In the following years, Jobs decided to make appearances in his daughter's life, visiting her occasionally to babysit or take her skating, which she remembers fondly. At a time when Lisa Brennan-Jobs's mother was struggling, financially and emotionally, Jobs even moved the girl into his house. Not that it worked out all that well. The teenager ended up in the house of some worried neighbors, who paid for her college education. (To his credit, Jobs did eventually pay them back.)

As in nearly every childhood memoir these days, a grim spirit pervades Small Fry. At times—in the book itself and even more in recent interviews about its publication—Brennan-Jobs seems uncomfortable with what she recognizes as her prevailing tone. But she can't seem to do anything about it. The anecdotes that come to mind, the set pieces around which the narrative is built, are uniformly unhappy. When a cousin orders meat in a restaurant, disappointing the vegetarian Jobs, he turns on her to ask, "Have you ever thought about how awful your voice is?" When the girl blanches, he adds, "Please stop talking in that awful voice. You should really consider what’s wrong with yourself and try to fix it."
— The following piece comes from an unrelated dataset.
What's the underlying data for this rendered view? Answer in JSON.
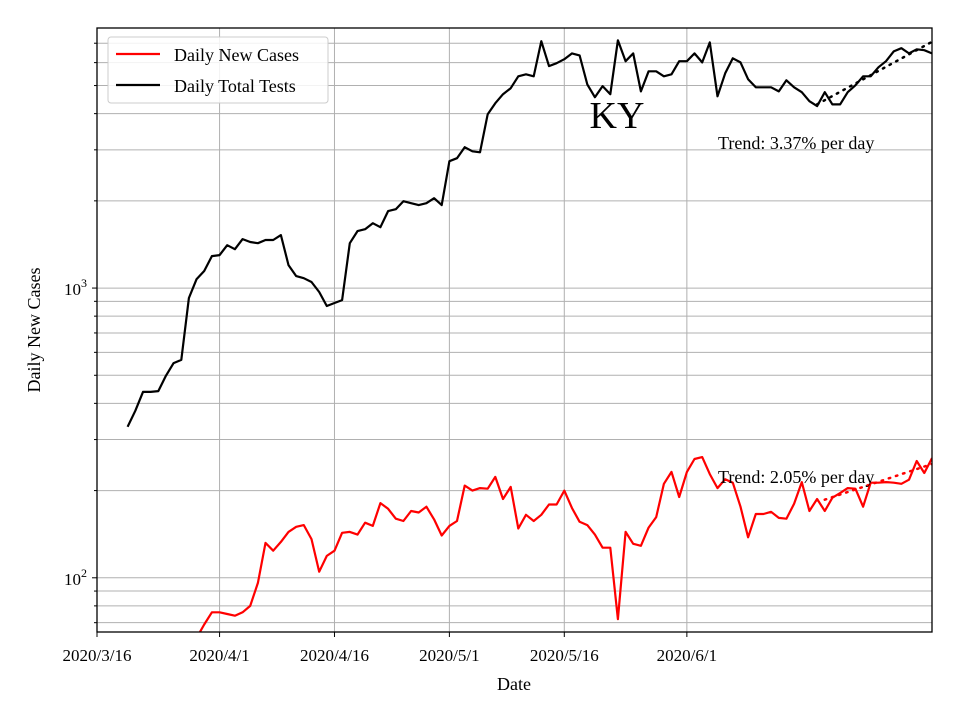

Her mother once found a house and asked Jobs to help pay for it so she and Brennan-Jobs could live near him. He agreed it was beautiful and then bought it for himself and his wife, Laurene Powell Jobs. "We're just cold people," that wife would tell Brennan-Jobs, and Small Fry suggests she was right. When the girl was a freshman in high school, her success at extracurricular activities prompted Jobs to tell her, "You're never around"—condescending to explain, "This isn't working out. You're not succeeding as a member of this family."

As for the prurient bits, we get an extended account of how Jobs once groped his wife and pretended to be having sex with her, demanding that his daughter stay in the room because it was a "family moment." Brennan-Jobs's mother, in her own memoir, has written how Jobs once babysat the girl when she was nine—and spent the time "teasing her non-stop about her sexual aspirations" and "joking about bedroom antics between Lisa and this or that guy." When he moved her into his own house, he demanded that she have no contact with her mother for six months and refused to put a heater in her bedroom, in order that she develop a "value system."

And then he consistently denied that he had named the Lisa computer after her, before admitting it, toward the end of his life, to the singer Bono. He repeatedly told his daughter she would get none of his money, though in the end he left her millions (out of his billions). And on his death bed, he told her she smelled like a toilet.

The interesting point is that she did actually smell that way. Brennan-Jobs was behaving oddly in her father's final months—as well she ought to have been, facing the loss of the most interesting, disturbing, frightening, and inspiring figure in her life. On her visits, she would walk around the house stealing minor things and then putting them back. She sat in the bathroom for minute after minute, dousing her self with rose water—misting it into the air around her and then diving up into the spray like a porpoise. And when she then went to his bedroom, Jobs snarked, unpleasantly but not inaccurately, on the odor she had picked up.

And this is the dismal lesson of Lisa Brennan-Jobs's memoir. That rose-mist story could have been told as comedy, a light-hearted anecdote about a young woman and her beloved father. Instead, Small Fry relates it as an image of tragedy, a heavy-hearted anecdote about an aging daughter and the cold father who never really loved her. It's dishonorable, of course, not to protect her father's reputation. But even more, Small Fry is a sad read—a tale of a girl who cannot live in father's light and, even now, cannot escape his shadow.